(Bloomberg) -- Truist Financial Corp. is officially a thing.
The $28 billion deal combining BB&T Corp. and SunTrust Banks Inc. -- the largest U.S. bank merger in more than a decade -- was completed after trading closed last week. That left the rebranded Charlotte, North Carolina-based firm poised to start trading on the New York Stock Exchange Monday morning under the ticker TFC.
For all the predictions that this transaction would kick off a wave of deals among the biggest regional lenders, the reality in the 10 months since it was announced has been underwhelming. The second-biggest bank deal this year was valued at about $3.9 billion, not even a fifth the size of BB&T’s purchase of SunTrust.
“The reason you didn’t see an immediate splash was because I think our deal was large, it caught everybody off guard, I think a lot of people were skeptical as to whether it would get approved,” Truist Chief Executive Officer Kelly King said in an interview. “It was a wait-and-see attitude. Now the wait-and-see is over.”
Truist shares rose 0.7% to $54.61 at 10:58 a.m. in New York.
When King and Bill Rogers, SunTrust’s former CEO and Truist’s president and chief operating officer, announced the deal in February, they pointed to cost savings that would free up money for technology spending. Truist agreed not to shutter any overlapping branches for a year. After that, some will close, King said.
Scale will likely become more important as banks compete in a technology arms race, according to an October McKinsey & Co. report. Combinations can free up money for tech spending, the consultancy said at the time.
“We are shocked there haven’t been more mergers since the announcement of BB&T and SunTrust,” Wells Fargo & Co. analyst Mike Mayo said in an interview. “The need for scale is greater than ever before.”
Banks looking to do major deals may be facing a window that closes at the 2020 election. Senator Elizabeth Warren, a Democratic presidential candidate, introduced legislation last week requiring more scrutiny for bank mergers. She cited the BB&T-SunTrust deal in the first paragraph of her statement.
The potential for harsher scrutiny may add a sense of urgency to any potential tie-ups.
“If you’re really looking to do something meaningful, you probably want to do it within the next 12 months,” Kyle Sanders, an analyst at Edward Jones, said in an interview.
Truist’s King said the same: “Certainty is better than uncertainty, so if I were starting fresh today trying to think about doing something, yeah, I’d try to get it done before the election, just because who knows?”
Lenders including Regions Financial Corp. and Toronto-Dominion Bank have expressed interest in transactions. Still, executives and analysts around the industry aren’t convinced the once-predicted wave of big deals will arrive soon.

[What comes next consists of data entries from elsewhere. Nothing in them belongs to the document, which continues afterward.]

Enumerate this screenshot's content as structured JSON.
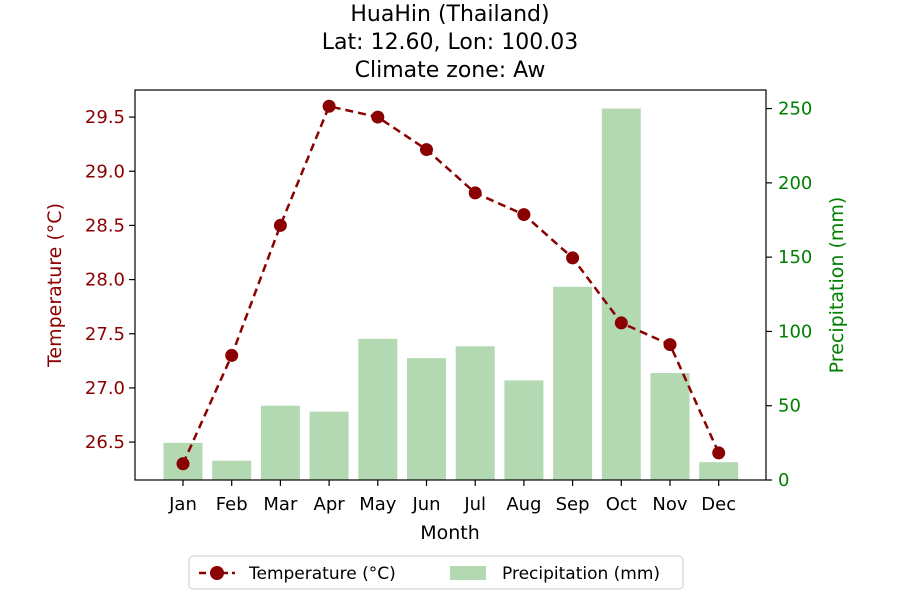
{
  "chart_data": {
    "type": "bar+line",
    "title_lines": [
      "HuaHin (Thailand)",
      "Lat: 12.60, Lon: 100.03",
      "Climate zone: Aw"
    ],
    "xlabel": "Month",
    "ylabel_left": "Temperature (°C)",
    "ylabel_right": "Precipitation (mm)",
    "categories": [
      "Jan",
      "Feb",
      "Mar",
      "Apr",
      "May",
      "Jun",
      "Jul",
      "Aug",
      "Sep",
      "Oct",
      "Nov",
      "Dec"
    ],
    "temperature": {
      "name": "Temperature (°C)",
      "values": [
        26.3,
        27.3,
        28.5,
        29.6,
        29.5,
        29.2,
        28.8,
        28.6,
        28.2,
        27.6,
        27.4,
        26.4
      ],
      "color": "#8b0000",
      "axis": "left",
      "style": "dashed line with circle markers"
    },
    "precipitation": {
      "name": "Precipitation (mm)",
      "values": [
        25,
        13,
        50,
        46,
        95,
        82,
        90,
        67,
        130,
        250,
        72,
        12
      ],
      "color": "#b2d9b2",
      "axis": "right"
    },
    "ylim_left": [
      26.15,
      29.75
    ],
    "ylim_right": [
      0,
      262.5
    ],
    "yticks_left": [
      "26.5",
      "27.0",
      "27.5",
      "28.0",
      "28.5",
      "29.0",
      "29.5"
    ],
    "yticks_right": [
      "0",
      "50",
      "100",
      "150",
      "200",
      "250"
    ],
    "left_axis_color": "#8b0000",
    "right_axis_color": "#008000",
    "grid": false,
    "legend_position": "bottom-center"
  }
}
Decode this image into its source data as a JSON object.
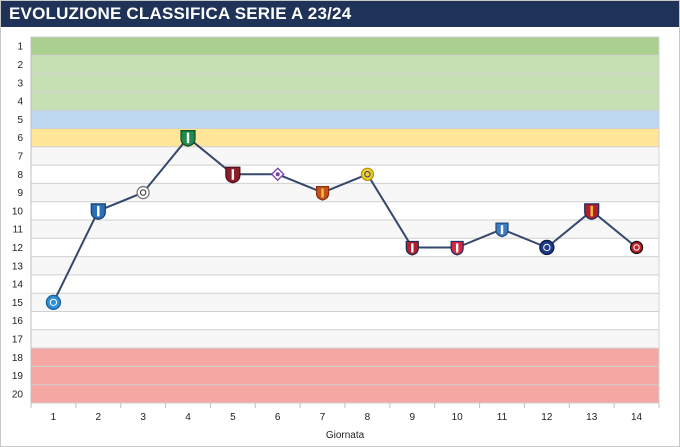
{
  "header": {
    "title": "EVOLUZIONE CLASSIFICA SERIE A 23/24"
  },
  "chart_data": {
    "type": "line",
    "title": "EVOLUZIONE CLASSIFICA SERIE A 23/24",
    "xlabel": "Giornata",
    "ylabel": "",
    "x": [
      1,
      2,
      3,
      4,
      5,
      6,
      7,
      8,
      9,
      10,
      11,
      12,
      13,
      14
    ],
    "y_ticks": [
      1,
      2,
      3,
      4,
      5,
      6,
      7,
      8,
      9,
      10,
      11,
      12,
      13,
      14,
      15,
      16,
      17,
      18,
      19,
      20
    ],
    "ylim": [
      1,
      20
    ],
    "y_inverted": true,
    "grid": true,
    "legend": "none",
    "series": [
      {
        "values": [
          15,
          10,
          9,
          6,
          8,
          8,
          9,
          8,
          12,
          12,
          11,
          12,
          10,
          12
        ],
        "opponents_icons": [
          "napoli-logo",
          "atalanta-logo",
          "udinese-logo",
          "sassuolo-logo",
          "salernitana-logo",
          "fiorentina-logo",
          "roma-logo",
          "frosinone-logo",
          "bologna-logo",
          "cagliari-logo",
          "empoli-logo",
          "inter-logo",
          "genoa-logo",
          "milan-logo"
        ],
        "color": "#34486b"
      }
    ],
    "bands": [
      {
        "from": 1,
        "to": 1,
        "color": "#a9d08e"
      },
      {
        "from": 2,
        "to": 4,
        "color": "#c6e0b4"
      },
      {
        "from": 5,
        "to": 5,
        "color": "#bdd7ee"
      },
      {
        "from": 6,
        "to": 6,
        "color": "#ffe699"
      },
      {
        "from": 18,
        "to": 20,
        "color": "#f4a7a3"
      }
    ]
  }
}
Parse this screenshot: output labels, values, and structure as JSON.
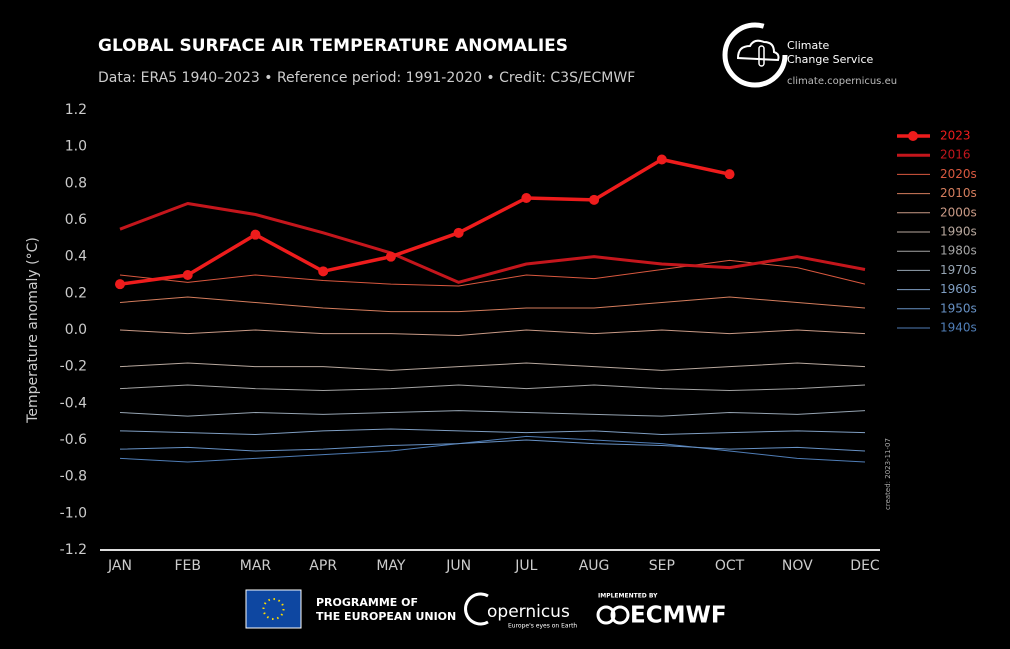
{
  "header": {
    "brand": "Climate",
    "brand2": "Change Service",
    "url": "climate.copernicus.eu",
    "created": "created: 2023-11-07"
  },
  "footer": {
    "eu1": "PROGRAMME OF",
    "eu2": "THE EUROPEAN UNION",
    "copernicus": "opernicus",
    "copernicus_tag": "Europe's eyes on Earth",
    "implemented": "IMPLEMENTED BY",
    "ecmwf": "ECMWF"
  },
  "chart_data": {
    "type": "line",
    "title": "GLOBAL SURFACE AIR TEMPERATURE ANOMALIES",
    "subtitle": "Data: ERA5 1940–2023 • Reference period: 1991-2020 • Credit: C3S/ECMWF",
    "y_label": "Temperature anomaly (°C)",
    "categories": [
      "JAN",
      "FEB",
      "MAR",
      "APR",
      "MAY",
      "JUN",
      "JUL",
      "AUG",
      "SEP",
      "OCT",
      "NOV",
      "DEC"
    ],
    "ylim": [
      -1.2,
      1.2
    ],
    "yticks": [
      1.2,
      {
        "value": 1.0,
        "label": "1.0"
      },
      0.8,
      0.6,
      0.4,
      0.2,
      {
        "value": 0,
        "label": "0.0"
      },
      -0.2,
      -0.4,
      -0.6,
      -0.8,
      {
        "value": -1.0,
        "label": "-1.0"
      },
      -1.2
    ],
    "legend": "right",
    "series": [
      {
        "name": "2023",
        "color": "#ee1c1c",
        "marker": true,
        "values": [
          0.25,
          0.3,
          0.52,
          0.32,
          0.4,
          0.53,
          0.72,
          0.71,
          0.93,
          0.85,
          null,
          null
        ]
      },
      {
        "name": "2016",
        "color": "#c4161c",
        "values": [
          0.55,
          0.69,
          0.63,
          0.53,
          0.42,
          0.26,
          0.36,
          0.4,
          0.36,
          0.34,
          0.4,
          0.33
        ]
      },
      {
        "name": "2020s",
        "color": "#d9583f",
        "values": [
          0.3,
          0.26,
          0.3,
          0.27,
          0.25,
          0.24,
          0.3,
          0.28,
          0.33,
          0.38,
          0.34,
          0.25
        ]
      },
      {
        "name": "2010s",
        "color": "#d47d5d",
        "values": [
          0.15,
          0.18,
          0.15,
          0.12,
          0.1,
          0.1,
          0.12,
          0.12,
          0.15,
          0.18,
          0.15,
          0.12
        ]
      },
      {
        "name": "2000s",
        "color": "#c99a86",
        "values": [
          0.0,
          -0.02,
          0.0,
          -0.02,
          -0.02,
          -0.03,
          0.0,
          -0.02,
          0.0,
          -0.02,
          0.0,
          -0.02
        ]
      },
      {
        "name": "1990s",
        "color": "#b8a89e",
        "values": [
          -0.2,
          -0.18,
          -0.2,
          -0.2,
          -0.22,
          -0.2,
          -0.18,
          -0.2,
          -0.22,
          -0.2,
          -0.18,
          -0.2
        ]
      },
      {
        "name": "1980s",
        "color": "#a4a4a4",
        "values": [
          -0.32,
          -0.3,
          -0.32,
          -0.33,
          -0.32,
          -0.3,
          -0.32,
          -0.3,
          -0.32,
          -0.33,
          -0.32,
          -0.3
        ]
      },
      {
        "name": "1970s",
        "color": "#96a4b2",
        "values": [
          -0.45,
          -0.47,
          -0.45,
          -0.46,
          -0.45,
          -0.44,
          -0.45,
          -0.46,
          -0.47,
          -0.45,
          -0.46,
          -0.44
        ]
      },
      {
        "name": "1960s",
        "color": "#7f9ec2",
        "values": [
          -0.55,
          -0.56,
          -0.57,
          -0.55,
          -0.54,
          -0.55,
          -0.56,
          -0.55,
          -0.57,
          -0.56,
          -0.55,
          -0.56
        ]
      },
      {
        "name": "1950s",
        "color": "#6791c4",
        "values": [
          -0.65,
          -0.64,
          -0.66,
          -0.65,
          -0.63,
          -0.62,
          -0.6,
          -0.62,
          -0.63,
          -0.65,
          -0.64,
          -0.66
        ]
      },
      {
        "name": "1940s",
        "color": "#4f7db6",
        "values": [
          -0.7,
          -0.72,
          -0.7,
          -0.68,
          -0.66,
          -0.62,
          -0.58,
          -0.6,
          -0.62,
          -0.66,
          -0.7,
          -0.72
        ]
      }
    ]
  }
}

For one thing, valuations are high: U.S. Bancorp, PNC Financial Services Group Inc. and Citizens Financial Group Inc. are among U.S. regional lenders that saw their shares hit 52-week highs last week.
Bank executives have varying views on the best way to get bigger in a world where physical footprint is less relevant. Earlier this year, U.S. Bancorp CEO Andy Cecere said the Minneapolis-based firm is more likely to make a large acquisition than a small one because of its ability to enter new markets with its “digital-first” strategy.
“I still don’t expect to see deal after deal after deal, but I do think there are some that we’ve thought about in the past that look like they might make sense,” said Sanders, the Edward Jones analyst.